I know something, I want to change the world!"
~ the Moon.

It's now approaching the 11th hour as far as tax time here is concerned. So I'm going to make an attempt to nail that load of 'possum poo, and get it done. It's not only the tedium of the exercise that results in my intense procrastination around the task. I'm also quite intimated by the tax dept, and nervous about Doing It Wrong, and therefore getting into trouble as a result, (yes, I know I could get an accountant, but really, I cannae be bothered). I always imagine the tax dept as some ancient labyrinthine citadel, with its baffling and complicated rules and instructions; at the heart of which lies a creature terrifyingly similar to that in Pan's Labyrinth. Waiting to gobble the unsuspecting, the greedy and covetous, or the plain ol' hapless.  

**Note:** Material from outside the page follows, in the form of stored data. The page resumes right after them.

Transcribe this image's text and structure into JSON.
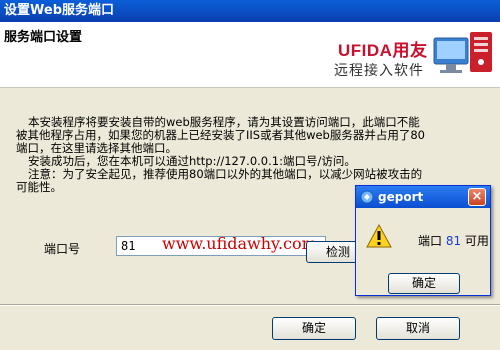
{
  "window": {
    "title": "设置Web服务端口"
  },
  "header": {
    "section_title": "服务端口设置",
    "brand_logo": "UFIDA用友",
    "brand_tagline": "远程接入软件"
  },
  "intro": {
    "line1": "本安装程序将要安装自带的web服务程序，请为其设置访问端口，此端口不能",
    "line2": "被其他程序占用，如果您的机器上已经安装了IIS或者其他web服务器并占用了80",
    "line3": "端口，在这里请选择其他端口。",
    "line4": "安装成功后，您在本机可以通过http://127.0.0.1:端口号/访问。",
    "line5": "注意：为了安全起见，推荐使用80端口以外的其他端口，以减少网站被攻击的",
    "line6": "可能性。"
  },
  "port": {
    "label": "端口号",
    "value": "81"
  },
  "watermark": "www.ufidawhy.com",
  "buttons": {
    "check": "检测",
    "ok": "确定",
    "cancel": "取消"
  },
  "dialog": {
    "title": "geport",
    "message_prefix": "端口 ",
    "port_value": "81",
    "message_suffix": " 可用",
    "ok": "确定",
    "close_glyph": "×"
  },
  "icons": {
    "dialog_app": "geport-app-icon",
    "warning": "warning-icon",
    "close": "close-icon",
    "brand_graphic": "brand-graphic"
  },
  "colors": {
    "titlebar": "#0a4ed0",
    "window_bg": "#ece9d8",
    "brand_red": "#c8102e",
    "watermark_red": "#cc0000",
    "port_value_blue": "#1a40c8"
  }
}
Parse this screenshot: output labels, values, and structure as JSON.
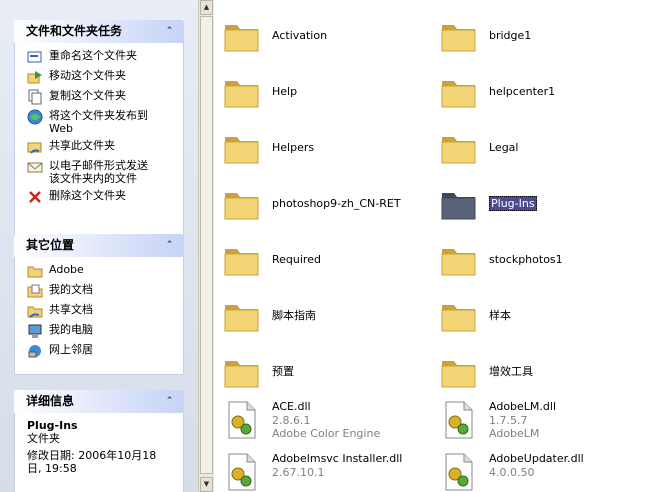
{
  "taskpane": {
    "file_tasks": {
      "title": "文件和文件夹任务",
      "items": [
        {
          "label": "重命名这个文件夹",
          "icon": "rename-icon"
        },
        {
          "label": "移动这个文件夹",
          "icon": "move-icon"
        },
        {
          "label": "复制这个文件夹",
          "icon": "copy-icon"
        },
        {
          "label": "将这个文件夹发布到",
          "label2": "Web",
          "icon": "publish-web-icon"
        },
        {
          "label": "共享此文件夹",
          "icon": "share-icon"
        },
        {
          "label": "以电子邮件形式发送",
          "label2": "该文件夹内的文件",
          "icon": "email-icon"
        },
        {
          "label": "删除这个文件夹",
          "icon": "delete-icon"
        }
      ]
    },
    "other_places": {
      "title": "其它位置",
      "items": [
        {
          "label": "Adobe",
          "icon": "folder-icon"
        },
        {
          "label": "我的文档",
          "icon": "my-documents-icon"
        },
        {
          "label": "共享文档",
          "icon": "shared-documents-icon"
        },
        {
          "label": "我的电脑",
          "icon": "my-computer-icon"
        },
        {
          "label": "网上邻居",
          "icon": "network-icon"
        }
      ]
    },
    "details": {
      "title": "详细信息",
      "name": "Plug-Ins",
      "type": "文件夹",
      "modified_line1": "修改日期: 2006年10月18",
      "modified_line2": "日, 19:58"
    }
  },
  "files": [
    {
      "name": "Activation",
      "kind": "folder"
    },
    {
      "name": "bridge1",
      "kind": "folder"
    },
    {
      "name": "Help",
      "kind": "folder"
    },
    {
      "name": "helpcenter1",
      "kind": "folder"
    },
    {
      "name": "Helpers",
      "kind": "folder"
    },
    {
      "name": "Legal",
      "kind": "folder"
    },
    {
      "name": "photoshop9-zh_CN-RET",
      "kind": "folder"
    },
    {
      "name": "Plug-Ins",
      "kind": "folder",
      "selected": true
    },
    {
      "name": "Required",
      "kind": "folder"
    },
    {
      "name": "stockphotos1",
      "kind": "folder"
    },
    {
      "name": "脚本指南",
      "kind": "folder"
    },
    {
      "name": "样本",
      "kind": "folder"
    },
    {
      "name": "预置",
      "kind": "folder"
    },
    {
      "name": "增效工具",
      "kind": "folder"
    },
    {
      "name": "ACE.dll",
      "kind": "dll",
      "version": "2.8.6.1",
      "description": "Adobe Color Engine"
    },
    {
      "name": "AdobeLM.dll",
      "kind": "dll",
      "version": "1.7.5.7",
      "description": "AdobeLM"
    },
    {
      "name": "Adobelmsvc Installer.dll",
      "kind": "dll",
      "version": "2.67.10.1",
      "description": ""
    },
    {
      "name": "AdobeUpdater.dll",
      "kind": "dll",
      "version": "4.0.0.50",
      "description": ""
    }
  ],
  "colors": {
    "folder": "#f2d476",
    "folder_selected": "#5a6478",
    "panel_head": "#c6d3f7"
  }
}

It would appear that many are gearing up for Halloween. Which is a fine thing indeed - if you are in the Northern Hemisphere. Because you northern bods are in Autumn, and All Hallows Eve is moste definitely Autumn's strange and wondrous love child. And should really remain so.

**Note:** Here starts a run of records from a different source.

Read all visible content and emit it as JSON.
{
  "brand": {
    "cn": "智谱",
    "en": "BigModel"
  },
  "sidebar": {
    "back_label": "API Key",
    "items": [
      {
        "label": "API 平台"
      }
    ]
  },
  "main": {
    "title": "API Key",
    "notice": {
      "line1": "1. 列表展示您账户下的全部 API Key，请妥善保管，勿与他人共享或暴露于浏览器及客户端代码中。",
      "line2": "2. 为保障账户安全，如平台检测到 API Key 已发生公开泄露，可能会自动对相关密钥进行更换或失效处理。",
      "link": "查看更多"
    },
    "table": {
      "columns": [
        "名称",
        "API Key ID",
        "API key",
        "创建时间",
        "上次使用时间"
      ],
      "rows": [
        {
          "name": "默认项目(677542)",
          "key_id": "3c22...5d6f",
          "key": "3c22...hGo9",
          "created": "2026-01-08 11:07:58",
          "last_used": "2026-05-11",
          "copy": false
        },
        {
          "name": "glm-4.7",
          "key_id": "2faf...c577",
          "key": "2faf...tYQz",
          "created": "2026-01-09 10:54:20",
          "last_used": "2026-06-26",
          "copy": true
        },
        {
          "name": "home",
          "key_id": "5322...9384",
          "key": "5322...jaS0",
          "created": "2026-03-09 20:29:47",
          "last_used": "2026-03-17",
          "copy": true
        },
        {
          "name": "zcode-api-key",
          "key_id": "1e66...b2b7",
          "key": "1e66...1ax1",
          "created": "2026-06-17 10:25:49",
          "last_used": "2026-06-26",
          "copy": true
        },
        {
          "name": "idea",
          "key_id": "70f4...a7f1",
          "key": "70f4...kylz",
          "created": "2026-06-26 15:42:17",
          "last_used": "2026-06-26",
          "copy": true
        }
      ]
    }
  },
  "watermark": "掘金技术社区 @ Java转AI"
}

 It's kind of odd here to be even pretending all that dark loveliness on the last day of October in this part of the world. Spring's exuberant fertility here is de trop for such a festival of Mystery, and the Dead. I mean, here I am, in bright sunshine, catching whiffs of cherry blossom, jasmine, orange blossom, and lilac, with about ten thousand bees overhead doing their thing. See all these pictures? It's nature getting all sexy. Nothing to do with death. And, well...exhibit A:

Cherry blossoms up in the wild orchard-y bit of my garden. 
Imagine in Engerland or Americee, celebrating Halloween at the back-end of April? Dissonance anyone?

So, although I am sighing fondly over northern images of leaves falling, and the melancholy beauty that is Autumn, Beltaine is much more appropriate for us at this time of year, just as Samhain feels more like an end of April thing for us here.

Of course, here, we've inherited a culture that we haven't adapted to our seasons. We crave the heritage and the rituals of our ancestors, but when we extract them from their place and season, they almost become caricatures of themselves. Although, you could say the same thing about festivals anywhere that become consumerist pantomimes. 

Still, there's a lot to be said for cultural celebrations and festivals, and the spiritual and community connections they provide. It's really why a lot of people in this part of the world celebrate Halloween at the end of October. Although the wider culture here has turned the festival into something heavily commercial and consumer driven. Like Chrimblymass - another Festival of Excess.

However, I did have a strange and quite fascinating (to me) dream early yesterday morning that involved Autumnal pumpkins, the rampant coiling tendrils of pumpkin plants, (that beckoned to me as do fingers), and Sleeping Beauty. I'm clearly confused. 


Well, best of the season to you, whatever season in which you dwell. Chat soon.